The ABC article included responses from Treasurer Frydenberg defending the changes, indicating balanced reporting that included the government's perspective.
**Consumer advocates quoted in sources:**
Organizations like the Consumer Action Law Centre and academics from multiple universities provided expert analysis.
These represent legitimate stakeholder perspectives, though they are explicitly opposed to the changes.
**The sources accurately reflect what happened:**
The reporting is corroborated by multiple independent sources including parliamentary records, government statements, academic analysis, and the government's own legislation.
**The government's position was internally contradictory:**
- The government claimed a credit crunch required action, but lending data showed the opposite - credit was actually flowing freely
- The government claimed to "strengthen protections for vulnerable consumers" while removing the primary protection (lender assessment of suitability)

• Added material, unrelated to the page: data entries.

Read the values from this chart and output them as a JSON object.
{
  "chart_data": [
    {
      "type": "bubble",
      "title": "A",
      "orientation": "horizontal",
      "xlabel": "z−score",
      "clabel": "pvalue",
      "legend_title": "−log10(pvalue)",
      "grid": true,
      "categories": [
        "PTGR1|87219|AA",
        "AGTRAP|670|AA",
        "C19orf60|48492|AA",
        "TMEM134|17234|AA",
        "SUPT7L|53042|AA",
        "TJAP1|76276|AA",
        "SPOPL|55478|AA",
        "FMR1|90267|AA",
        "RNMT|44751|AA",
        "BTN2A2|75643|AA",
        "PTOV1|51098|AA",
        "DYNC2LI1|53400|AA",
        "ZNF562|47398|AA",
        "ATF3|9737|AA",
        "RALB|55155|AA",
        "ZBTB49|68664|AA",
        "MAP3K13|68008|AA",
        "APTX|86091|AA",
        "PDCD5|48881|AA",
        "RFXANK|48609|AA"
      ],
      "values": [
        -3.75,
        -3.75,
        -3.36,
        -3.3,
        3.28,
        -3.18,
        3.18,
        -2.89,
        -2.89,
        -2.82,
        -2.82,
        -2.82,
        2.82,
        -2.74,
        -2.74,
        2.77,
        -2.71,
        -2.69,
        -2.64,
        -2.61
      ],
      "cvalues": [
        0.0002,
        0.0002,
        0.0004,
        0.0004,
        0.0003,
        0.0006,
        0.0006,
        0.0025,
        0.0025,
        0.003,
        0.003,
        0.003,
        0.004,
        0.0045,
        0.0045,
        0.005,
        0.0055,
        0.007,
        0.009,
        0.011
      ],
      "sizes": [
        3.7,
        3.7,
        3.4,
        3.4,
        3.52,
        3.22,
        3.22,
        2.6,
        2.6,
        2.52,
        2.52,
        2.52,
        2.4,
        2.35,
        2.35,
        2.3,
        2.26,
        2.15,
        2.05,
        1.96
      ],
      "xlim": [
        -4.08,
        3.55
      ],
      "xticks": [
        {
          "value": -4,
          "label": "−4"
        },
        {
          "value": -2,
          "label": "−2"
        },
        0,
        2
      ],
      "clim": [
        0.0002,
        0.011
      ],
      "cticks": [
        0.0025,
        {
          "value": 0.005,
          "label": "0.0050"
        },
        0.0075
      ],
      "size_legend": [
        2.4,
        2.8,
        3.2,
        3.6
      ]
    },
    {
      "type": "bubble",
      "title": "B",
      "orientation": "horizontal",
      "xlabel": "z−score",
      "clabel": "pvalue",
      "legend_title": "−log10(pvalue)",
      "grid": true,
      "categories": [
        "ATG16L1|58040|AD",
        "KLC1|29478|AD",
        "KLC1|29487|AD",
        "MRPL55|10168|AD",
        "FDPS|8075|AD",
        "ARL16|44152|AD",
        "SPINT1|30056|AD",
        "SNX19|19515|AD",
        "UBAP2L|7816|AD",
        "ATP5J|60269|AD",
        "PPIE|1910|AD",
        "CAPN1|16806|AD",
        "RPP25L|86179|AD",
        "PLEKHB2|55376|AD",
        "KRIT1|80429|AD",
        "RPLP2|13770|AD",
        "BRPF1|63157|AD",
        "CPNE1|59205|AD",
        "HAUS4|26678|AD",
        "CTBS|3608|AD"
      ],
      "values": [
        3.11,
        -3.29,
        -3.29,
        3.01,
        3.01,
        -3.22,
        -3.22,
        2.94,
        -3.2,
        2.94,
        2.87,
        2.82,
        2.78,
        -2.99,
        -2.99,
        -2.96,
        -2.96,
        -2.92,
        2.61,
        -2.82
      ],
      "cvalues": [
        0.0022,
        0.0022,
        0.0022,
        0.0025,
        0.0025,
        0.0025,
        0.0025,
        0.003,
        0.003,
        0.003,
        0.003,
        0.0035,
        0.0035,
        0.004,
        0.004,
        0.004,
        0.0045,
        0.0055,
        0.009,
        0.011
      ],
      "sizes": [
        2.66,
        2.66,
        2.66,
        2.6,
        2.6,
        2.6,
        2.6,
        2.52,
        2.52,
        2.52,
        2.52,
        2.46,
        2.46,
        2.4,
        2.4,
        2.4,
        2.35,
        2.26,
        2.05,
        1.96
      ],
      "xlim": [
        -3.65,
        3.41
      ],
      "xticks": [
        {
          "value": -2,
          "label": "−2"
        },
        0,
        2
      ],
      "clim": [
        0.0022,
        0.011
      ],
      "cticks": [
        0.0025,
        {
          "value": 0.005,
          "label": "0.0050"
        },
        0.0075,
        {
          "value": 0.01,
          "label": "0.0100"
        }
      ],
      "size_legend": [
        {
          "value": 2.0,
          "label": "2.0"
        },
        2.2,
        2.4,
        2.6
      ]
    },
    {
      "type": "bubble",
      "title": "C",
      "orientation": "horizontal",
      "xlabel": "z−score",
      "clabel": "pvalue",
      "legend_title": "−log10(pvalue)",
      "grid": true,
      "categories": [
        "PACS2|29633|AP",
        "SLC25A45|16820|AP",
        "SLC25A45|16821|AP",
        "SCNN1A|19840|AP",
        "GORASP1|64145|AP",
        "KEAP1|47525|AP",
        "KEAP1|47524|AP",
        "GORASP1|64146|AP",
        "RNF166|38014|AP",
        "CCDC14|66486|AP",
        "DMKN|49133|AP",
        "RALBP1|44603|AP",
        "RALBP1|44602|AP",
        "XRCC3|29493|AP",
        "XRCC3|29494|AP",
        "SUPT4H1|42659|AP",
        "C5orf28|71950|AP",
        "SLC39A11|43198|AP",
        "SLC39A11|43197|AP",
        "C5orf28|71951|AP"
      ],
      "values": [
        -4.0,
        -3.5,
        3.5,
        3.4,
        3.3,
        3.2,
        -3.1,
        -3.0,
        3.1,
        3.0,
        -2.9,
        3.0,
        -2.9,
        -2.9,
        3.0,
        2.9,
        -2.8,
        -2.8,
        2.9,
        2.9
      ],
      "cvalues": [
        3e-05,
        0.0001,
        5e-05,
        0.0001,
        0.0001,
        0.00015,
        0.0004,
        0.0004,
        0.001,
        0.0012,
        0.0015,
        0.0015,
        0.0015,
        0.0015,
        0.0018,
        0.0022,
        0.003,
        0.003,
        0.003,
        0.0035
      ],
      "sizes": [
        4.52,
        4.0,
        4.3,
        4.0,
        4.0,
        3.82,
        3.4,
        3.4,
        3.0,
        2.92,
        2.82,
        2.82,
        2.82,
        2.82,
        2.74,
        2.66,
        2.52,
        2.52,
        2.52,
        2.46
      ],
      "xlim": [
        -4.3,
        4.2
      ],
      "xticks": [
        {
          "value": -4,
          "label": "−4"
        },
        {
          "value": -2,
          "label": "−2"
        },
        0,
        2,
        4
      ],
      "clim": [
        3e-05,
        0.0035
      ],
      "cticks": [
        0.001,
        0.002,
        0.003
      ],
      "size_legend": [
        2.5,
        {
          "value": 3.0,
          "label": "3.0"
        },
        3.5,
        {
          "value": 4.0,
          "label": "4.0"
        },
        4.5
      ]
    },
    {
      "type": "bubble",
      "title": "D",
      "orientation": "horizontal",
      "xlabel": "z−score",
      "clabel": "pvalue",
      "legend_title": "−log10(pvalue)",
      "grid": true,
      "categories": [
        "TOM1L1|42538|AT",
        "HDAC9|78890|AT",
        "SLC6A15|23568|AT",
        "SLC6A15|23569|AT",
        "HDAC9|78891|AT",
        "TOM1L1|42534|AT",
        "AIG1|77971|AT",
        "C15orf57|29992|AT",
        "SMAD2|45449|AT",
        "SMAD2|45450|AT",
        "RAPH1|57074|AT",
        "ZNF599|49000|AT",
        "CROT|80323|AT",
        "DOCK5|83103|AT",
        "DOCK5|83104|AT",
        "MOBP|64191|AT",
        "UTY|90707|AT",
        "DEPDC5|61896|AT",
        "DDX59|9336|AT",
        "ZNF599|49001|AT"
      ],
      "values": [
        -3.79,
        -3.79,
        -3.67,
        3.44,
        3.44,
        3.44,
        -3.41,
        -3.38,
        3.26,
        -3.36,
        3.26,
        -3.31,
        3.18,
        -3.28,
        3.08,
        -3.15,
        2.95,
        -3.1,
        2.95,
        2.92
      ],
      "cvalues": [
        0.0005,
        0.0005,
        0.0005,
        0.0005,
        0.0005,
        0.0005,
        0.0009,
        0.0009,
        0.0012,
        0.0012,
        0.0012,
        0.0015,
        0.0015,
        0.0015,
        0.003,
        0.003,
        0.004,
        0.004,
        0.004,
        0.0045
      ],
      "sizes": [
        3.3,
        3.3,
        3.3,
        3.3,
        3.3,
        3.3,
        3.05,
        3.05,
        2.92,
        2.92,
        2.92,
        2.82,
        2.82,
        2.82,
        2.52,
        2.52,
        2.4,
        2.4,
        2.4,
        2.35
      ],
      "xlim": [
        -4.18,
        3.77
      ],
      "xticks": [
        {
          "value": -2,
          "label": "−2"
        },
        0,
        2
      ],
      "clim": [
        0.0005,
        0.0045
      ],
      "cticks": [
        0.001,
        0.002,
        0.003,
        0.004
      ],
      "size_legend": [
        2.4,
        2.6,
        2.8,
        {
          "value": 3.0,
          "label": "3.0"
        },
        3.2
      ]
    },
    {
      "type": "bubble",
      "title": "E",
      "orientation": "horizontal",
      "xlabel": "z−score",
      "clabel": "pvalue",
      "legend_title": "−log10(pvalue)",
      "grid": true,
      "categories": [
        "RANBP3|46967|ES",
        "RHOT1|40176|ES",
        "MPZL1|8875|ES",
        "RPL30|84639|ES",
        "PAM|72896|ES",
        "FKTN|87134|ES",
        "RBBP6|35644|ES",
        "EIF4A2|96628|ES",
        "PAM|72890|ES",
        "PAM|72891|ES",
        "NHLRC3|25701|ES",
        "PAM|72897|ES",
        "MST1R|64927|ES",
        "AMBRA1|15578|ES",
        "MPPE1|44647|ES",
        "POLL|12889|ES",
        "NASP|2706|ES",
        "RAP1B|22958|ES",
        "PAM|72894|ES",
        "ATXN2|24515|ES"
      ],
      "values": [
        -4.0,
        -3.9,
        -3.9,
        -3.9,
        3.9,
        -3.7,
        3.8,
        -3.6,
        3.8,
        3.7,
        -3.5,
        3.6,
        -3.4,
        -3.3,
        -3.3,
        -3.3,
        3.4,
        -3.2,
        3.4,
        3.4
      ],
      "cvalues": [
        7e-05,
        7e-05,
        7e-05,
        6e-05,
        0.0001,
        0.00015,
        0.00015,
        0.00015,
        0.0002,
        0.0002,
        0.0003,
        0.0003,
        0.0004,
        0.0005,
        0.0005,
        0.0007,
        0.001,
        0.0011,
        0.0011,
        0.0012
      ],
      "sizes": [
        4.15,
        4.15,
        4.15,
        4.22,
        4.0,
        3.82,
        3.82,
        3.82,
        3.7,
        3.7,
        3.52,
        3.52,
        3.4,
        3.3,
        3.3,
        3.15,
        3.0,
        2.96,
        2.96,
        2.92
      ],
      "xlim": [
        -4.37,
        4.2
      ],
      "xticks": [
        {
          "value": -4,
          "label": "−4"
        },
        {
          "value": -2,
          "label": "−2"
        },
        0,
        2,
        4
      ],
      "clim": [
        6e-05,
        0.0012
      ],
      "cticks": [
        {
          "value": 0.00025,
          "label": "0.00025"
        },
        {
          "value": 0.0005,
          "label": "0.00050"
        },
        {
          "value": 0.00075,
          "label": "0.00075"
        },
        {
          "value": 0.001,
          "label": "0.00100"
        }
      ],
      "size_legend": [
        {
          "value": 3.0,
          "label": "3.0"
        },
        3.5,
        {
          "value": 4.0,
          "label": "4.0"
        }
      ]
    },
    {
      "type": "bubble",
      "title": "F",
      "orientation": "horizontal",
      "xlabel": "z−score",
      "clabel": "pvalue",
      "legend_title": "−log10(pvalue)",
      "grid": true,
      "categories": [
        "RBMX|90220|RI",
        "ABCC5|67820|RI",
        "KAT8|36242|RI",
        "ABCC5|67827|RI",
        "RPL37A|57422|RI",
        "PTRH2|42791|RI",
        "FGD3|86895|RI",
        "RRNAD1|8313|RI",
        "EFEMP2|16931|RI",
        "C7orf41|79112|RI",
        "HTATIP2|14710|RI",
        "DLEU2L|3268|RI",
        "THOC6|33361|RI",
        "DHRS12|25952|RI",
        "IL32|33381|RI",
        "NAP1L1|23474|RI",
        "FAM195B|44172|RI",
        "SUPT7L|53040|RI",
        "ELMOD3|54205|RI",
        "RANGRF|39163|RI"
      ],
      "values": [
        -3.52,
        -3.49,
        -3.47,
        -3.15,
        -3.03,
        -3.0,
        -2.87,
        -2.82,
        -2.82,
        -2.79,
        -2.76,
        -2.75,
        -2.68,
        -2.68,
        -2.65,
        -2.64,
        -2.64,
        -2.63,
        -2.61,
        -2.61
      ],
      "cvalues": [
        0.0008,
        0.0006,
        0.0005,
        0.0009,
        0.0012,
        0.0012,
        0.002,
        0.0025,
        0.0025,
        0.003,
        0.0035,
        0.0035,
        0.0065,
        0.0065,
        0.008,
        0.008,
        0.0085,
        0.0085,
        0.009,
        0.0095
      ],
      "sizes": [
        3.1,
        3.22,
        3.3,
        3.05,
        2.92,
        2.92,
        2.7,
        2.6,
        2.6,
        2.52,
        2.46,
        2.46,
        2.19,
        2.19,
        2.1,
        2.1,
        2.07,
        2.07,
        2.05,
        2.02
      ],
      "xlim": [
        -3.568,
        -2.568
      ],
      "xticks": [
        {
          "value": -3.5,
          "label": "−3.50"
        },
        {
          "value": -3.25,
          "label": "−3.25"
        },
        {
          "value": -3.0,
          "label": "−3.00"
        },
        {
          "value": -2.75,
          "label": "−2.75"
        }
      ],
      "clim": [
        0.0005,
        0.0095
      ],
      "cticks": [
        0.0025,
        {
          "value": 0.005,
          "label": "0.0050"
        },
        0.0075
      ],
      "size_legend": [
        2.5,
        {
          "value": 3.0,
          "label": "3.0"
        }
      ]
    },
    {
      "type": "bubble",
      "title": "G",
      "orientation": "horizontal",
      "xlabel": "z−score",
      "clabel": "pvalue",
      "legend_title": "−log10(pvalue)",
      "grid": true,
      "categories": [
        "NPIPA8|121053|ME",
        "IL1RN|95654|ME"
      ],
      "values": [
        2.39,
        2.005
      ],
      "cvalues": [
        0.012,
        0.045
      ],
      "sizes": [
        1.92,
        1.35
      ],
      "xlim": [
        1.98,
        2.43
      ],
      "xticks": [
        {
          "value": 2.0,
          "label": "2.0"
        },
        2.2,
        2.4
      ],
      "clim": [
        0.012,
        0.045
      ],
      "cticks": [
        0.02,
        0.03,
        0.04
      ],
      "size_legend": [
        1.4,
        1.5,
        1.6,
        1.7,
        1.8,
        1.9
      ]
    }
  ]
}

- The government claimed mortgage brokers' best interest duties would fill the gap, yet simultaneously removed the general responsible lending framework that made those duties meaningful
- The government said ASIC would have more power while transferring remaining responsibilities to APRA (an agency Hayne identified as having no consumer protection track record)
**However, this reflects legitimate policy disagreements:**
The Coalition's position was not that consumer protection is unimportant, but rather:
- That responsible lending obligations were excessively prescriptive
- That COVID-19's economic impact justified temporary flexibility
- That alternative mechanisms could protect consumers
- That credit flow to households and businesses was important for recovery
These are substantive policy positions, even if the evidence suggests they were misguided.
**The core problem was overriding a royal commission recommendation:**
The most significant issue is that this was the deliberate rejection of Recommendation 1.1 of the royal commission - the very first recommendation, explicitly designed to maintain consumer protections.
It was a direct contradiction of the commission's core findings that responsible lending standards were correctly calibrated and should not be weakened.
The government did introduce and pass legislation removing responsible lending obligations from the NCCP Act, which were protections established (or strengthened) following the 2008-2009 GFC and reaffirmed as necessary by the 2017-2019 Hayne Royal Commission.
The claim could have been clearer by specifying which protections (responsible lending obligations for general credit), but the substance is unquestionably correct.
最終分數
9.0
/ 10
真實
Coalition Coalition 政府 zhèng fǔ 確實 què shí 撤回 chè huí 了 le 銀行 yín xíng 皇家 huáng jiā 委員會 wěi yuán huì 的 de 消費者 xiāo fèi zhě 保護 bǎo hù 措施 cuò shī 。 。
The Coalition government did wind back consumer protections from the banking royal commission.
該 gāi 說 shuō 法 fǎ 在 zài 事實 shì shí 上 shàng 是 shì 準確 zhǔn què 的 de , , 並 bìng 得到 dé dào 充分 chōng fèn 支持 zhī chí 。 。
The claim is factually accurate and well-supported.
The government did introduce and pass legislation removing responsible lending obligations from the NCCP Act, which were protections established (or strengthened) following the 2008-2009 GFC and reaffirmed as necessary by the 2017-2019 Hayne Royal Commission.
The claim could have been clearer by specifying which protections (responsible lending obligations for general credit), but the substance is unquestionably correct.